Create a new flow service named debugLog in designer. This service is to divide input1 by input2 and return the value as output. Below is the service input/output signature.

Create another flow service named debugLogResponse in designer. This service uses the output signature of debugLog as its input signature. We need this service to help creating mock service in SOAPUI.

Create another 2 flow services debugLogAdd and debugLogAddResponse similar to we have created above. The debugLogAdd service is to add input1 by input2 and return the value as output.

Now we should have 4 flow services in designer. Add them all into WS provider descriptor and then add Addressing as policy.

Import the WSDL that contains 4 operations in SOAPUI.

Create mock services which handle the web service response from webMethods asynchronously.

Enable WS-A configuration for debugLog web service in SOAPUI. Make sure you have ticked the checkbox of “Enable WS-A addressing” and “Generate MessageID”. The response is 2 which worked out as 4/2.
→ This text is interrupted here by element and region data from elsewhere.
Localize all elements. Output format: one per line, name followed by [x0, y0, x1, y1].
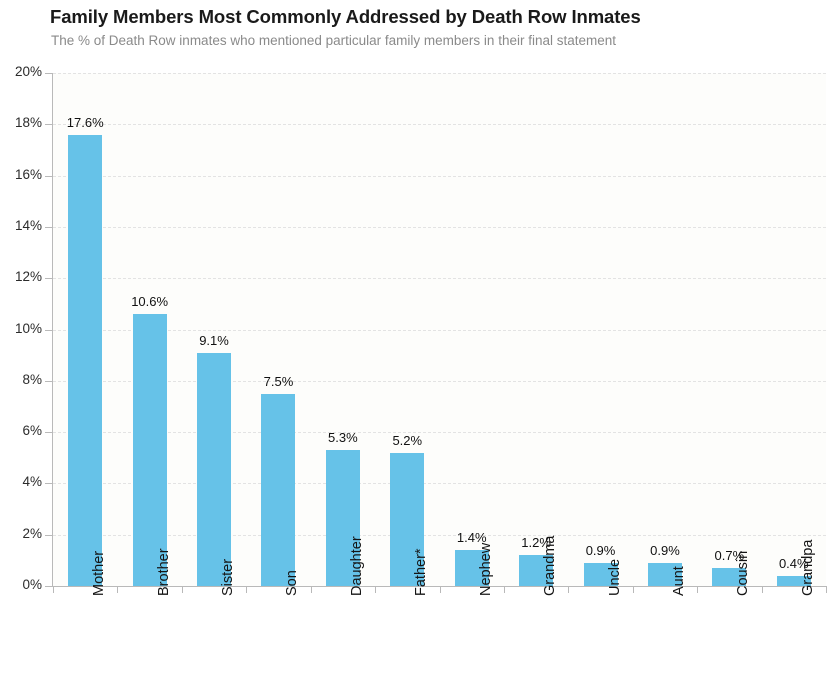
bar-value-label: 0.9%	[585, 542, 616, 558]
y-axis-tick-label: 10%	[14, 320, 42, 336]
gridline	[53, 534, 826, 536]
x-axis-tick-mark	[117, 586, 119, 593]
y-axis-line	[52, 73, 53, 587]
y-axis-tick-label: 14%	[14, 217, 42, 233]
x-axis-category-label: Brother	[155, 548, 172, 596]
x-axis-category-label: Daughter	[348, 536, 365, 596]
chart-subtitle: The % of Death Row inmates who mentioned…	[51, 33, 616, 48]
bar-value-label: 5.3%	[328, 430, 358, 446]
y-axis-tick-mark	[45, 380, 52, 382]
y-axis-tick-mark	[45, 483, 52, 485]
gridline	[53, 73, 826, 74]
y-axis-tick-label: 8%	[22, 371, 42, 387]
gridline	[53, 226, 826, 228]
gridline	[53, 124, 826, 126]
bar-value-label: 0.7%	[714, 548, 745, 564]
x-axis-tick-mark	[310, 586, 312, 593]
gridline	[53, 329, 826, 331]
x-axis-tick-mark	[439, 586, 441, 593]
y-axis-tick-mark	[45, 226, 52, 228]
y-axis-tick-label: 16%	[14, 166, 42, 182]
x-axis-tick-mark	[375, 586, 377, 593]
bar-value-label: 1.2%	[521, 535, 551, 551]
gridline	[53, 380, 826, 382]
bar-value-label: 0.9%	[650, 542, 680, 558]
bar-value-label: 17.6%	[66, 114, 104, 130]
bar-value-label: 7.5%	[263, 373, 294, 389]
y-axis-tick-mark	[45, 534, 52, 536]
x-axis-category-label: Father*	[413, 548, 430, 596]
bar-value-label: 0.4%	[778, 555, 809, 571]
x-axis-line	[52, 586, 826, 587]
bar-value-label: 9.1%	[199, 332, 229, 348]
x-axis-tick-mark	[697, 586, 699, 593]
bar-value-label: 5.2%	[392, 432, 423, 448]
y-axis-tick-label: 4%	[22, 474, 42, 490]
x-axis-category-label: Grandma	[542, 535, 559, 596]
y-axis-tick-mark	[45, 586, 52, 587]
x-axis-tick-mark	[568, 586, 570, 593]
x-axis-tick-mark	[761, 586, 763, 593]
y-axis-tick-mark	[45, 73, 52, 74]
y-axis-tick-label: 20%	[14, 64, 42, 79]
bar[interactable]	[68, 134, 103, 586]
page-title: Family Members Most Commonly Addressed b…	[50, 6, 641, 27]
x-axis-category-label: Son	[284, 570, 301, 596]
x-axis-category-label: Nephew	[477, 542, 494, 596]
x-axis-tick-mark	[826, 586, 827, 593]
y-axis-tick-label: 6%	[22, 423, 42, 439]
bar[interactable]	[583, 562, 618, 586]
bar[interactable]	[454, 550, 489, 586]
x-axis-category-label: Cousin	[735, 550, 752, 596]
bar-value-label: 10.6%	[131, 294, 169, 310]
gridline	[53, 175, 826, 177]
x-axis-category-label: Aunt	[670, 566, 687, 596]
x-axis-category-label: Mother	[91, 550, 108, 596]
bar[interactable]	[519, 555, 554, 586]
gridline	[53, 278, 826, 280]
x-axis-tick-mark	[181, 586, 183, 593]
y-axis-tick-label: 0%	[22, 577, 42, 592]
x-axis-category-label: Uncle	[606, 558, 623, 596]
y-axis-tick-label: 2%	[22, 525, 42, 541]
gridline	[53, 432, 826, 434]
x-axis-category-label: Grandpa	[799, 539, 816, 596]
bar[interactable]	[712, 568, 747, 586]
x-axis-category-label: Sister	[220, 558, 237, 596]
y-axis-tick-mark	[45, 278, 52, 280]
y-axis-tick-mark	[45, 124, 52, 126]
y-axis-tick-mark	[45, 175, 52, 177]
y-axis-tick-label: 18%	[14, 115, 42, 131]
plot-area	[53, 73, 826, 587]
x-axis-tick-mark	[53, 586, 54, 593]
y-axis-tick-mark	[45, 432, 52, 434]
bar[interactable]	[132, 314, 167, 586]
bar[interactable]	[197, 352, 232, 586]
x-axis-tick-mark	[246, 586, 248, 593]
x-axis-tick-mark	[503, 586, 505, 593]
bar[interactable]	[776, 575, 811, 586]
gridline	[53, 483, 826, 485]
y-axis-tick-mark	[45, 329, 52, 331]
bar[interactable]	[261, 393, 296, 586]
bar[interactable]	[325, 450, 360, 586]
bar[interactable]	[390, 452, 425, 586]
bar-value-label: 1.4%	[456, 530, 487, 546]
x-axis-tick-mark	[632, 586, 634, 593]
bar[interactable]	[647, 562, 682, 586]
y-axis-tick-label: 12%	[14, 269, 42, 285]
Receive response asynchronously. Use “Reply to” field in WS-addressing header to redirect the response to a call back endpoint. The client sends the request with an indication (ReplyTo header) that he wants the response to a third actor – the callback endpoint (mock service in this example). The server replies immediately with an HTTP 202 status which informs the client that the request has arrived and its processing has started. When the task is finished the server sends a request to the callback endpoint (listening at ReplyTo address). This is the response that the client expects. The response will be correlated with the corresponding request using the RelatesTo header.

Set reply to as http://localhost:8080/ which mock service is running on that port.

Check the response received by mock service.

We can also send back the SOAP Fault asynchronously by using Fault to field in WS-Address header. To capture SOAP Fault in mock service, you need to choose an operation to handle any incoming SOAP Fault. I choose debugLogResponse in my example.

Now we can change input 2 as zero to force an exception in flow service then a SOAP fault will be return as response.

Check mock service to find the SOAP Fault returned.